The comment helps historian David A. Bell to explain in The first total war. Napoleon's Europe and the birth of modern warfare (Alliance) the profound change that took place then, and to which Goethe had drawn the attention of those Prussian soldiers. After the Revolution, France embarked on a great crusade to transform the world, and those who opposed the advance of freedoms were simply monsters: they had to be erased from the map. To achieve this, artillery was optimal, and those bombs whose whistles were so pleasing to the German writer. Robespierre explained the revolutionary design in a clear way: “Those who wage war on a people to stop the progress of freedom and annihilate the rights of man must be persecuted by all, not as ordinary enemies, but as murderers and rebellious bandits.”
Napoleon ended up being the great ambassador of the values of the French Revolution to the rest of the world. “I have shed blood, perhaps I will shed more, but without anger, and simply because bloodletting is a part of political medicine,” he once observed.
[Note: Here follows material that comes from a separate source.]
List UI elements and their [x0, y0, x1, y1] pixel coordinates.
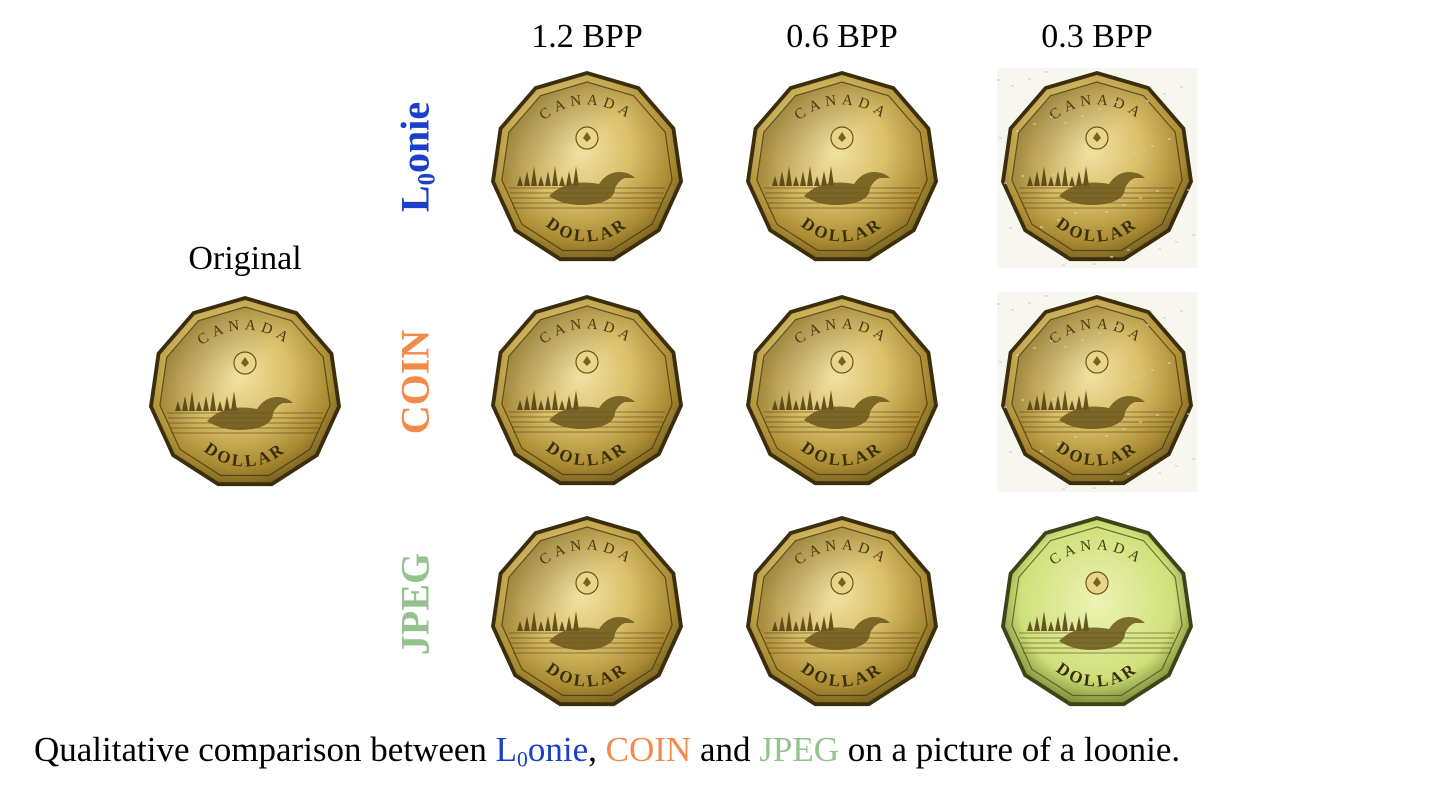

The quote comes from Life of Napoleon. Told by himself (Edhasa), where André Malraux reconstructed his story by collecting fragments from his letters and his diaries and from his Saint Helena Memorial, and he placed them one after the other to reconstruct how he saw things year after year from 1796 to 1821 (with a first entry referring to 1786). He Napoleon by Ridley Scott that can now be seen on screens—entertaining, little more can be said—underlines the status of spectacle that the greatest brutalities have. Napoleon: “The battle of Austerlitz is the most beautiful of all I have fought. I have fought thirty battles like this, but none where victory was so decided and destiny so unbalanced. The foot guard could not enter the battle; “I was crying with rage.”
How will the brutal bombings against the civilian population of Gaza be counted in a hundred years? Who knows. Total wars where the enemy is exterminated are sustained by great causes that over time occupy everything and end up erasing the death and destruction of those who had to suffer a historical moment. “I rose from nothing to be the greatest monarch in the world,” Napoleon said. “Europe was at my feet.” Goethe, at the end of his days, told Eckermann that that “man who had trampled on the lives and fortunes of millions of people” had finally had “a very benevolent destiny” in Saint Helena. The epic of the great man made it possible to hide his ignominy.